And the Survey Says…. Medical Benefits Heading South

CEP (Chemical Engineering Progress) will publish their next biennial salary survey (of AIChE members) in the June, 2011 issue. As in the 2009 AIChE Salary Survey, you'll learn about average salaries, starting salaries, salaries based on education level, and many more important discoveries to help assess your situation. Look for the link in ChEnected's June CEP post. If you're a member, you'll be able to access the survey results.

Ahead of publishing the survey results, ChEnected got access to some interesting responses to open-ended questions. One of them is about medical benefits provided by employers. Specifically, survey respondents were asked:

Has your employer made any changes to the benefit plan offerings in the last year?

Change was the order of the day. That word and other forms of it were mentioned 155 times. The word "increased," with respect to employee costs, was mentioned 181 times. "Decrease," with respect to coverage, was mentioned 15 times, and "eliminated" 16 times. "HSA" was mentioned 60 times, mostly talking about how their employer had added a Health Savings Account to the benefits package, but often not in the most positive light. I captured the responses in a wordle, eliminating common words and words like "health" and "employee," which were obvious to the question. It also eliminated the acronym HSA since it is not a word. Looking at the graphic, you can visualize the commonalities. You can see a larger version by clicking the image.

These responses seem to align with what most people, at least in the U.S., are experiencing in the 21st century. Costs are increasing and we're getting less.

Here are some of the more interesting negative responses to the question:

24 hours of vacation time must now be taken before short-term disability kicks in, even for hospitalizations. . 40% increase in deductible for health care, elimination of some coverage on dental. 30% increase in cost for both employee and employer.
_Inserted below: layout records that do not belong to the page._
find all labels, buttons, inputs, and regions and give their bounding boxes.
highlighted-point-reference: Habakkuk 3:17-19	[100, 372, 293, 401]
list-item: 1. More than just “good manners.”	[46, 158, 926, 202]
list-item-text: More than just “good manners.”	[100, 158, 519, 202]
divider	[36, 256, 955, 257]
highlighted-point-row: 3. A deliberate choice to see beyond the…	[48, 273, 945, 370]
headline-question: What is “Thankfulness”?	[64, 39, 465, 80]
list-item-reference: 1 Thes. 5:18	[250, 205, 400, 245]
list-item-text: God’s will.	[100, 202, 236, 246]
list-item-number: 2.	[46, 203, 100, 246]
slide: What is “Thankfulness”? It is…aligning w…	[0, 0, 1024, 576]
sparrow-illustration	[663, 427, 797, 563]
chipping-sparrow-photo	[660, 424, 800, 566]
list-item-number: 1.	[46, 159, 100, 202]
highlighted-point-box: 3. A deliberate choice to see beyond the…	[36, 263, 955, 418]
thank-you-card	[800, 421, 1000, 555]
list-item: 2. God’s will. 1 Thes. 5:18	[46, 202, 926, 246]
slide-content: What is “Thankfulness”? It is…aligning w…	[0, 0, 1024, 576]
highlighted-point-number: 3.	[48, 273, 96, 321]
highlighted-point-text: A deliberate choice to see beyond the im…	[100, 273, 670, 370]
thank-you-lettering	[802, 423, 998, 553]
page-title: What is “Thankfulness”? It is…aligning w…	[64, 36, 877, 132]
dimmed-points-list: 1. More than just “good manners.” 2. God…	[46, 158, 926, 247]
Cost went up 26%. ($135 to $170 bi-weekly) Co-pays also increased by up to 100% ( $30 to $60) for specialists. Employee share of benefits continuously increasing. Retiree benefits continuously decreasing.

Here are a few positive responses to the question:

Added $200 employer match to Health Care Flexible Spending Account. Expanded benefits to include domestic partnerships. Extended dependent eligibility to 26 years old (per law).

It's no secret that the cost of health care is increasing and that employees are bearing more and more of cost, year after year. It got me thinking about how much health benefits influence our job hunting and the job offers we accept.

Do employer-offered health benefits (or lack of them) affect your career decisions?

Would you turn down a job with a company if they had terrible benefits?